A law that shielded online platforms by law – Section 230 of the Communications Decency Act – has long been cited by lawmakers as a potential reform target.
President Trump signed an executive order in May to cut the law. And the legal shield, which largely protects technology companies from liability for what their users post, has been the subject of other hearings in Congress.
However, the debate on section 230 has resulted in minimal concrete discussion. At a hearing last month with the managing directors of the social media companies, there was little debate on content and few proposals for reforming the law.
Not on Tuesday.

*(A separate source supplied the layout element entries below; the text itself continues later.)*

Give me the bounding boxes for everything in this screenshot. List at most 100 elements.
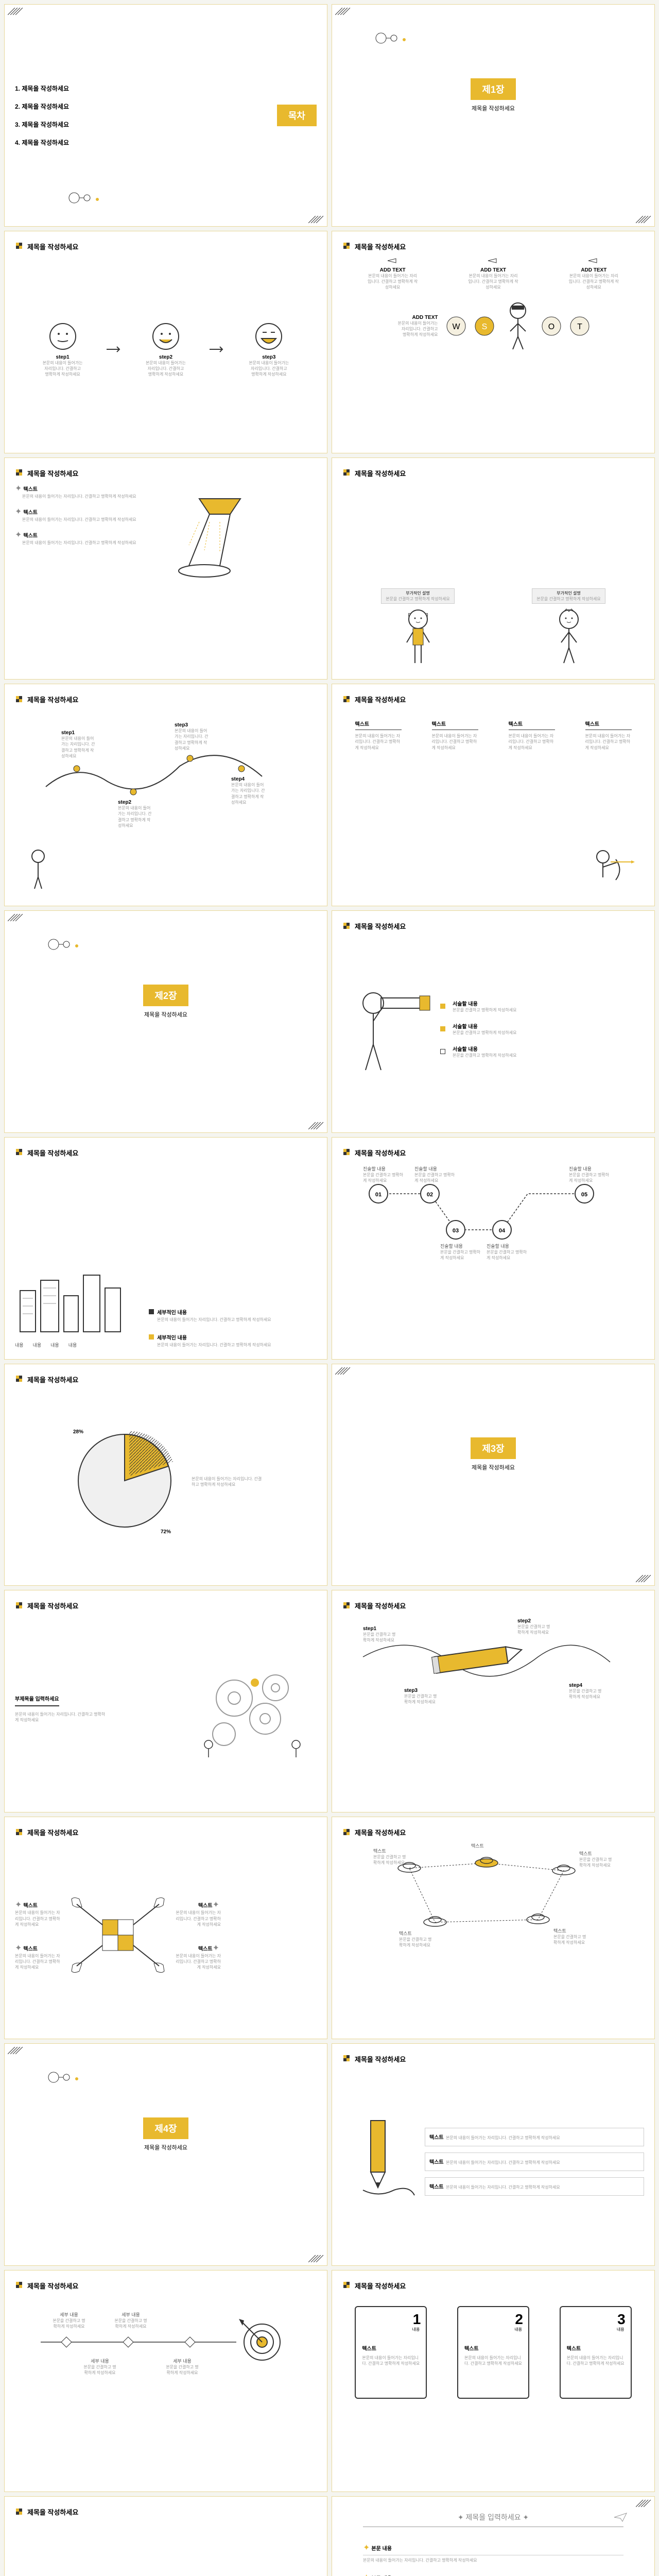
card-title: 텍스트	[362, 2344, 420, 2352]
corner-deco	[308, 1122, 324, 1129]
card-title: 텍스트	[464, 2344, 522, 2352]
swot-label: ADD TEXT	[467, 267, 519, 273]
card-number: 2	[515, 2311, 523, 2328]
tag-label: 부가적인 설명본문을 간결하고 명확하게 작성하세요	[532, 588, 605, 604]
col-body: 본문의 내용이 들어가는 자리입니다. 간결하고 명확하게 작성하세요	[432, 733, 478, 751]
title-icon	[15, 695, 24, 704]
telescope-person-icon	[342, 977, 435, 1080]
toc-badge: 목차	[277, 105, 317, 126]
swot-body: 본문의 내용이 들어가는 자리입니다. 간결하고 명확하게 작성하세요	[397, 320, 438, 338]
chapter-badge: 제3장	[471, 1437, 515, 1459]
doodle-icon	[373, 30, 414, 46]
doodle-icon	[66, 190, 108, 206]
chapter-subtitle: 제목을 작성하세요	[472, 1463, 515, 1471]
text-item: 텍스트	[23, 1903, 38, 1909]
arrow-icon	[210, 344, 225, 354]
slide-title: 제목을 작성하세요	[27, 1148, 78, 1158]
corner-deco	[636, 1575, 651, 1582]
slide-title: 제목을 작성하세요	[355, 1148, 406, 1158]
list-body: 본문을 간결하고 명확하게 작성하세요	[453, 1030, 516, 1036]
chapter-subtitle: 제목을 작성하세요	[144, 1010, 187, 1019]
axis-label: 내용	[68, 1342, 77, 1348]
rocket-icon	[587, 257, 600, 265]
slide-toc: 1. 제목을 작성하세요 2. 제목을 작성하세요 3. 제목을 작성하세요 4…	[4, 4, 327, 227]
chapter-subtitle: 제목을 작성하세요	[472, 104, 515, 112]
toc-item: 4. 제목을 작성하세요	[15, 138, 272, 147]
slide-timeline: 제목을 작성하세요 step1본문의 내용이 들어가는 자리입니다. 간결하고 …	[4, 684, 327, 906]
corner-deco	[335, 8, 351, 15]
title-icon	[15, 2281, 24, 2290]
svg-text:02: 02	[427, 1192, 433, 1198]
swot-body: 본문의 내용이 들어가는 자리입니다. 간결하고 명확하게 작성하세요	[568, 273, 619, 291]
slide-gears: 제목을 작성하세요 부제목을 입력하세요 본문의 내용이 들어가는 자리입니다.…	[4, 1590, 327, 1812]
svg-text:S: S	[481, 323, 487, 331]
card-number: 3	[617, 2311, 626, 2328]
list-label: 서술할 내용	[453, 1045, 516, 1053]
step-label: step4	[569, 1683, 605, 1688]
list-body: 본문을 간결하고 명확하게 작성하세요	[453, 1007, 516, 1013]
list-label: 텍스트	[429, 2184, 444, 2190]
slide-lamp: 제목을 작성하세요 ✦텍스트본문의 내용이 들어가는 자리입니다. 간결하고 명…	[4, 457, 327, 680]
ufo-label: 텍스트	[553, 1927, 589, 1934]
corner-deco	[8, 8, 23, 15]
swot-label: ADD TEXT	[397, 315, 438, 320]
slide-title: 제목을 작성하세요	[355, 468, 406, 478]
corner-deco	[636, 216, 651, 223]
chapter-subtitle: 제목을 작성하세요	[144, 2143, 187, 2151]
slide-grid: 1. 제목을 작성하세요 2. 제목을 작성하세요 3. 제목을 작성하세요 4…	[0, 0, 659, 2576]
face-icon	[150, 321, 181, 352]
col-body: 본문의 내용이 들어가는 자리입니다. 간결하고 명확하게 작성하세요	[585, 733, 632, 751]
doodle-icon	[46, 937, 87, 952]
step-label: step1	[42, 354, 83, 360]
legend-label: 세부적인 내용	[157, 1310, 187, 1316]
swot-body: 본문의 내용이 들어가는 자리입니다. 간결하고 명확하게 작성하세요	[367, 273, 419, 291]
slide-chapter-3: 제3장 제목을 작성하세요	[332, 1364, 655, 1586]
rocket-icon	[487, 257, 499, 265]
rocket-icon	[387, 257, 399, 265]
slide-title: 제목을 작성하세요	[27, 2507, 78, 2517]
ufo-label: 텍스트	[579, 1850, 615, 1857]
slide-two-people: 제목을 작성하세요 부가적인 설명본문을 간결하고 명확하게 작성하세요 부가적…	[332, 457, 655, 680]
col-body: 본문의 내용이 들어가는 자리입니다. 간결하고 명확하게 작성하세요	[509, 733, 555, 751]
seq-label: 진술할 내용	[363, 1165, 404, 1172]
legend-label: 세부적인 내용	[157, 1335, 187, 1341]
title-icon	[15, 2507, 24, 2517]
swot-circle: T	[569, 316, 590, 336]
pie-chart	[68, 1424, 181, 1537]
slide-title: 제목을 작성하세요	[27, 242, 78, 251]
toc-item: 3. 제목을 작성하세요	[15, 120, 272, 129]
axis-label: 내용	[50, 1342, 59, 1348]
seq-label: 진술할 내용	[414, 1165, 456, 1172]
pie-body: 본문의 내용이 들어가는 자리입니다. 간결하고 명확하게 작성하세요	[192, 1476, 264, 1487]
svg-text:T: T	[577, 323, 582, 331]
card-sublabel: 내용	[514, 2327, 522, 2332]
step-label: step2	[517, 1618, 553, 1624]
slide-target: 제목을 작성하세요 세부 내용본문을 간결하고 명확하게 작성하세요 세부 내용…	[4, 2270, 327, 2493]
slide-title: 제목을 작성하세요	[355, 1827, 406, 1837]
text-body: 본문의 내용이 들어가는 자리입니다. 간결하고 명확하게 작성하세요	[22, 540, 163, 546]
pencil-vertical-icon	[342, 2115, 420, 2208]
checkbox-icon	[440, 1049, 445, 1054]
checkbox-icon	[440, 1004, 445, 1009]
step-body: 본문의 내용이 들어가는 자리입니다. 간결하고 명확하게 작성하세요	[145, 360, 186, 378]
swot-circle: S	[474, 316, 495, 336]
seq-label: 진술할 내용	[487, 1243, 528, 1249]
text-item: 텍스트	[23, 510, 38, 516]
corner-deco	[8, 914, 23, 921]
toc-item: 2. 제목을 작성하세요	[15, 102, 272, 111]
list-label: 텍스트	[429, 2135, 444, 2141]
title-icon	[15, 1601, 24, 1611]
boy-icon	[548, 604, 589, 666]
step-body: 본문의 내용이 들어가는 자리입니다. 간결하고 명확하게 작성하세요	[248, 360, 289, 378]
swot-circle: W	[446, 316, 466, 336]
slide-sequence: 제목을 작성하세요 01 02 03 04 05 진술할 내용본문을 간결하고 …	[332, 1137, 655, 1360]
axis-label: 내용	[15, 1342, 24, 1348]
slide-title: 제목을 작성하세요	[355, 2281, 406, 2291]
girl-icon	[397, 604, 439, 666]
face-icon	[253, 321, 284, 352]
slide-cards: 제목을 작성하세요 1 내용 텍스트본문의 내용이 들어가는 자리입니다. 간결…	[332, 2270, 655, 2493]
ufo-label: 텍스트	[399, 1930, 435, 1937]
checkbox-icon	[440, 1026, 445, 1031]
corner-deco	[8, 2047, 23, 2054]
text-body: 본문의 내용이 들어가는 자리입니다. 간결하고 명확하게 작성하세요	[22, 494, 163, 499]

At the Senate Judiciary Committee hearing with Facebook's Mark Zuckerberg and Twitter's Jack Dorsey, lawmakers approached Section 230 differently from the start. They began with a bipartisan call to change the “golden goose” legal shield, with an emphasis on legislation that is likely to be the focus of the next Congress.
Senator Lindsey Graham, Republican of South Carolina and chairman of the Senate Judiciary Committee, opened the hearing with the direct aim of redress.
"We need to find a way when Twitter and Facebook decide what is reliable and what is not, what to keep and what to keep, so that the system is transparent," said Graham. "Section 230 needs to be changed because we can't get there from here without changing."
Republicans have referred to the law as a crutch for online platforms to censor conservative content, claims that are unfounded. Democrats have agreed that the law needs to be reformed, but they have taken the opposite position on why. Democrats have said Section 230 allowed disinformation and hatred to flourish on the social media sites.
“Change will come. No question. And I plan to make 230 aggressive reforms, ”said Senator Richard Blumenthal, a Connecticut Democrat, in the opening speeches.
Mr Blumenthal was a leading proponent of the first reform of Section 230 in 2018, which made the platforms responsible for knowingly hosting sex trafficking content.
But he was careful to distance himself from Republicans' concerns about censorship.
"But I'm not interested in being a member of the language police, and neither should we be on that committee," said Blumenthal.
Mr Zuckerberg and Mr Dorsey said they were open to some legislative reform. Mr Zuckerberg added that he could see reforms that required more transparency from companies. Neither executive elaborated on it, but Mr Dorsey's Twitter account supported reforms in terms of transparency, the ability to appeal decisions about moderation, and users have a choice of the algorithms that determine what content is going to be submitted displayed to users.